Sam: My biggest thing is trying to find a mom tribe. I know that it’s painful to go to those new classes and meetups. The only way I found my mom friends in Charlotte was because I went to a read-aloud at a library and the librarian said: who’s a first-timer? I did not want to raise my hand. But I did. I didn’t want any attention. And the reason I raised my hand and said my daughter’s Isla, another mom said: oh my gosh, my niece is Isla. We exchanged numbers and now I have mom friends. Nobody is going to be an advocate for you but you. Figure out what you’re struggling with. If it’s being sleep-deprived, ask your husband to help you sleep. If it’s really needing mom friends, put yourself out there a little bit. As a stay-at-home mom especially, you are so lonely all day. If you can just find, and in-person is really great: go to a story time or a school or a meetup. There are so many moms wanting to be friends. It’s incredible.
Dave: This is so good. But relational health, this goes back to relational health. It is the key to sanity. It has come up again and again in this conversation. Relational health, emotional health. The Harvard longest longitudinal study of human behavior found that the number one source of happiness is relationships. There is nothing that replaces it. And here’s something for you to look forward to: the greatest predictor of happiness when you get older will be the state of your relationships, in particular the state of your marriage, at age 50. They boil it down. Whatever is going on in your relationships at age 50 will predict your happiness in your 70s and 80s. So there you have it: relational health, man.
Lucy: 10 more years to figure it out.
Dave: You’ve got time. That’s plenty of time. Thank you both. This is great. I highly recommend that our listeners tune into “We’ll Sleep When We’re Dead.” The other night, Lucy, your mom said: we’re going to watch the podcast. And we sat down and watched it, thinking, okay, is this not going to relate to me? I enjoyed it. It did relate to me. I was taking stuff away and it is really cool. We’ll put a link so you can find their podcast. Just as a husband and father, looking at this and understanding my wife through another perspective: sometimes I am her precipitating factor. I’m the person that agitated her, or I’m just part of the environment that is her chaos. She can’t lament to me because I’m part of the thing. Just two episodes of watching your guys’ perspective and thinking: oh, that’s what it felt like for her. I can better support her. We need to get the dudes watching your podcast.
Lucy: We sure do. We have a few diehards.

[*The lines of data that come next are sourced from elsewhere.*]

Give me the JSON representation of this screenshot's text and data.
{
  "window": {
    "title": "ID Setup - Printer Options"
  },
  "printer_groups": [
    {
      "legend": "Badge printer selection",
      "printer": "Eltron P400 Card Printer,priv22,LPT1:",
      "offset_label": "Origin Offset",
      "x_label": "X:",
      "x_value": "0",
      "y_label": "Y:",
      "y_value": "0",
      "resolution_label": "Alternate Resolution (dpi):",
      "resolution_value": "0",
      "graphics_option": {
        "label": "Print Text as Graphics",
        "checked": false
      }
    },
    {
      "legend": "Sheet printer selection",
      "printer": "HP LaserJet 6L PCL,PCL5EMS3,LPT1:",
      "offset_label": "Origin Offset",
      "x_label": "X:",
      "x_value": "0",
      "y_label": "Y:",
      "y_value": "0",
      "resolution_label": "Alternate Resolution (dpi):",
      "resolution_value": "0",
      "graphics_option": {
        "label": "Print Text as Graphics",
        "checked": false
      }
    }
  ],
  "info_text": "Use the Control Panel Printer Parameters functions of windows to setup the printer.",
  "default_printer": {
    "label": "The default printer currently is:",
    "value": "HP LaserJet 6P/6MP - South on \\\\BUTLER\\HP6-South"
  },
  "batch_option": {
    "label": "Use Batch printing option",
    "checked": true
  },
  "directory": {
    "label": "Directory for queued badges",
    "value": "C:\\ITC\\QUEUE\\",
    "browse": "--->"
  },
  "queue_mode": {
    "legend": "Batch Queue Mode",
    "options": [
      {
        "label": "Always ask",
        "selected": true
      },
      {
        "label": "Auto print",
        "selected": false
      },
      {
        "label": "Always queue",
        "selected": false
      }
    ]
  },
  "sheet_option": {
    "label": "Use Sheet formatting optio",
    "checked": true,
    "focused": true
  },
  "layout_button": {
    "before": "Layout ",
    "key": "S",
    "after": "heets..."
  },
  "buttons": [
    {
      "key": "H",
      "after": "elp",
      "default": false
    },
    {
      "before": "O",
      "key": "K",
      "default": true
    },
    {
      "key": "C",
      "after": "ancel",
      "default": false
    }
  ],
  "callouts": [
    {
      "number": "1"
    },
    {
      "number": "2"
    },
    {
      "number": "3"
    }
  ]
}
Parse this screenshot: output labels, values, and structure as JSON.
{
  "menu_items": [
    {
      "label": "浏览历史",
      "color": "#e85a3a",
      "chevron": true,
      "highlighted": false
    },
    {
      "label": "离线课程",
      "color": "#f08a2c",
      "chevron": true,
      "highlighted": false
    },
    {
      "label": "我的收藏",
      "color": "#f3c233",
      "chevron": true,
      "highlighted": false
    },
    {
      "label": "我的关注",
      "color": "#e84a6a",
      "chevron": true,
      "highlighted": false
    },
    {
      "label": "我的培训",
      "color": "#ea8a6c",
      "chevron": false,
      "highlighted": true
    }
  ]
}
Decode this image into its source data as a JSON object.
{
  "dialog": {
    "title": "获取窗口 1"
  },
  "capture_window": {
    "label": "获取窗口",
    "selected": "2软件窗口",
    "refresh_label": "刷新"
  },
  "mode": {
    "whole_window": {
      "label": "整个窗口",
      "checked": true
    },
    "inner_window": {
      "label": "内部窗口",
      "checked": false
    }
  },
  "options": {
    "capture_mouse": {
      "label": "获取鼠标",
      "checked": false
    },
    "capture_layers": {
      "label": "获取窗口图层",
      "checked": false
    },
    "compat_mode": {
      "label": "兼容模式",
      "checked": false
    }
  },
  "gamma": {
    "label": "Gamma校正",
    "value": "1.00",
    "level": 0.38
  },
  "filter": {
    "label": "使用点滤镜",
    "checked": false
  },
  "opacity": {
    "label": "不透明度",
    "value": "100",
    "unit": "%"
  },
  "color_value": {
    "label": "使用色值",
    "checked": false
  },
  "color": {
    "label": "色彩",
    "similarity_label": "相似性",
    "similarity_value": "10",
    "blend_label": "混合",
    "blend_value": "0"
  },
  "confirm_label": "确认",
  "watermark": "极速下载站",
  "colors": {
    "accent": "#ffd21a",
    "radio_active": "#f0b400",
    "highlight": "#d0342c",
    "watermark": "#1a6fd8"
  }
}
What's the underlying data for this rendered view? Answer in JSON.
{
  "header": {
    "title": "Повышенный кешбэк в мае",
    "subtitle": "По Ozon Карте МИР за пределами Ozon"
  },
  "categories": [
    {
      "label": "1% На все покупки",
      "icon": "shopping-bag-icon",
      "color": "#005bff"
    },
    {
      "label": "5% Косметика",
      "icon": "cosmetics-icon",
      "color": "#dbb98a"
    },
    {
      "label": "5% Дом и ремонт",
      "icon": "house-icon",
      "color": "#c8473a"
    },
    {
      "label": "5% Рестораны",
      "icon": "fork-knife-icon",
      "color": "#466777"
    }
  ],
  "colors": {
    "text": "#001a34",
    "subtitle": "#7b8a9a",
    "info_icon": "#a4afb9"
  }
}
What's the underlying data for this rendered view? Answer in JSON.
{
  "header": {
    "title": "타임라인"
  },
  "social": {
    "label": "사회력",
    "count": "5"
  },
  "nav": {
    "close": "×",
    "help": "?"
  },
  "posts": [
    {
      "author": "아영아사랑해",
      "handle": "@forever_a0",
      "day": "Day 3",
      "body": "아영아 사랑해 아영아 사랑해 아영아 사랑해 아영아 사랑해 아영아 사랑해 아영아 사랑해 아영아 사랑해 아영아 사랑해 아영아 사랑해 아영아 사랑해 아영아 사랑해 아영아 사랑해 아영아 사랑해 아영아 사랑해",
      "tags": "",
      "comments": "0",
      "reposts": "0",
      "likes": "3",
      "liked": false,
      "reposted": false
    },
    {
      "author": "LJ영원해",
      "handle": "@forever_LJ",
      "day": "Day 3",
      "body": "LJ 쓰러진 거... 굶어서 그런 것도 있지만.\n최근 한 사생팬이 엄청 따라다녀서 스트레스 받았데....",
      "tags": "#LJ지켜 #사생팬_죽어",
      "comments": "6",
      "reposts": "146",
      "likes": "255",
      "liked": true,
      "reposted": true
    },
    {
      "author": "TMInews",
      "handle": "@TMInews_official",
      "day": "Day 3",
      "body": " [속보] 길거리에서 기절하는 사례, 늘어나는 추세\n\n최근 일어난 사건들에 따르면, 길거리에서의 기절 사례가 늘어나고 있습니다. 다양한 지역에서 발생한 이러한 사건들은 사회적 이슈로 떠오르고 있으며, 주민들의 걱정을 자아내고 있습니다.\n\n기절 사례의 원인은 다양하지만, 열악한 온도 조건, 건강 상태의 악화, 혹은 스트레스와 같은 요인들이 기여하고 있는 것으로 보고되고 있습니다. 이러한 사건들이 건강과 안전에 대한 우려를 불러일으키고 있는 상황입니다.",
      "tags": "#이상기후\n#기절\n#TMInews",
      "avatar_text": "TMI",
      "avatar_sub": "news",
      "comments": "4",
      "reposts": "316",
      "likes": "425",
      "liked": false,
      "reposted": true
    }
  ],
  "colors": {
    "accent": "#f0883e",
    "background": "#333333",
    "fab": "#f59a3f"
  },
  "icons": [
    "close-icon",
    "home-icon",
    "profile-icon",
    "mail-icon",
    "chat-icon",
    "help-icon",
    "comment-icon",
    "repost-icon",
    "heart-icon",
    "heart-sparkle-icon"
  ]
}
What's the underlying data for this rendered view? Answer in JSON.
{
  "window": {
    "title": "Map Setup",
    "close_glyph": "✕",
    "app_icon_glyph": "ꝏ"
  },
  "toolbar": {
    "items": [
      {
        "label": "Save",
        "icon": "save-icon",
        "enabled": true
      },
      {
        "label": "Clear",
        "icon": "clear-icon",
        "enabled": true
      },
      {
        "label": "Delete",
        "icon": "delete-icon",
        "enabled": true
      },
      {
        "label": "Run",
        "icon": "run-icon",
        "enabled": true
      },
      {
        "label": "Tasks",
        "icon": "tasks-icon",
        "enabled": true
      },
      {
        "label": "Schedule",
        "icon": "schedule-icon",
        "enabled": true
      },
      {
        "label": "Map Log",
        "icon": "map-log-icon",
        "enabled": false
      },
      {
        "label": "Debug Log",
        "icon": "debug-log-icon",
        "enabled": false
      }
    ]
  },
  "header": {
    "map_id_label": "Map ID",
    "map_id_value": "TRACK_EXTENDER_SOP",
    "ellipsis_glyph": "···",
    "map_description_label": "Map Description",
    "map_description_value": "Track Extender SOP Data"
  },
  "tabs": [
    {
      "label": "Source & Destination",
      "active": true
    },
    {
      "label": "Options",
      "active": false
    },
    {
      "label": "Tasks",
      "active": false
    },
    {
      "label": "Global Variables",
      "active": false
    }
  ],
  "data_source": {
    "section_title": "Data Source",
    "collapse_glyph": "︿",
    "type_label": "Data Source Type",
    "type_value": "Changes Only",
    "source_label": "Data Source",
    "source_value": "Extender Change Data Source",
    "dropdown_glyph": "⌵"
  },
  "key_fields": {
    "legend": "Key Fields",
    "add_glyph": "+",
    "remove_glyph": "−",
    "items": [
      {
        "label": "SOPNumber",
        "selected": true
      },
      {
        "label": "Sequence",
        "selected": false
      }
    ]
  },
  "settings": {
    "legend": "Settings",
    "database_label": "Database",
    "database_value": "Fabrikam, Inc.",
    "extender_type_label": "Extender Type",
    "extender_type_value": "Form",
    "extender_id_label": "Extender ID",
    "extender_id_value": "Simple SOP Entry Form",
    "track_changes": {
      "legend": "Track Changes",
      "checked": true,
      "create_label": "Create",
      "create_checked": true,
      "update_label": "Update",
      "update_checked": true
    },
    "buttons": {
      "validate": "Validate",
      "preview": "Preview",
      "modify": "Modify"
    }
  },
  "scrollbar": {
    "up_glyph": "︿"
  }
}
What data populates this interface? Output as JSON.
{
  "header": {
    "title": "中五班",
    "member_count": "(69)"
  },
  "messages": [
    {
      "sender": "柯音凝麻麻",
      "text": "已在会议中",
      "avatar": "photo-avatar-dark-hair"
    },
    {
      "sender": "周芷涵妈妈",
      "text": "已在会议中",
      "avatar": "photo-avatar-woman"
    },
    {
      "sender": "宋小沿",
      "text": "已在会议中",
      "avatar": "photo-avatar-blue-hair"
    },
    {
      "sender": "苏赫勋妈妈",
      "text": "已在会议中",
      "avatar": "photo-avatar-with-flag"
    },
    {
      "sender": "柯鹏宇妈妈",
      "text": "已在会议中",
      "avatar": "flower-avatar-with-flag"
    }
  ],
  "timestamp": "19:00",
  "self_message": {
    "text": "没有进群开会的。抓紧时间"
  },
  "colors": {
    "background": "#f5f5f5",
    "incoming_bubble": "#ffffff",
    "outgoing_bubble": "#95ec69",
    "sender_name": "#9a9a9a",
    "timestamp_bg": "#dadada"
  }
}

Dave: We wrap up every one of our episodes with a blessing. I chose this for you and for moms. John O’Donohue, from his book of blessings. This one is for one who is exhausted.
When the rhythm of the heart becomes hectic, time takes on the strain until it breaks. Then all the unattended stress falls in on the mind like an endless increasing weight. Weariness invades your spirit. Gravity begins falling inside you, dragging down every bone. You’ve traveled too fast over false ground. Now your soul has come to take you back. Take refuge in your senses. Open up to all the small miracles you rushed through. Draw alongside the silence of stone until its calmness can claim you. Be excessively gentle with yourself. Gradually, you will return to yourself, having learned a new respect for your heart and the joy that dwells far within slow time.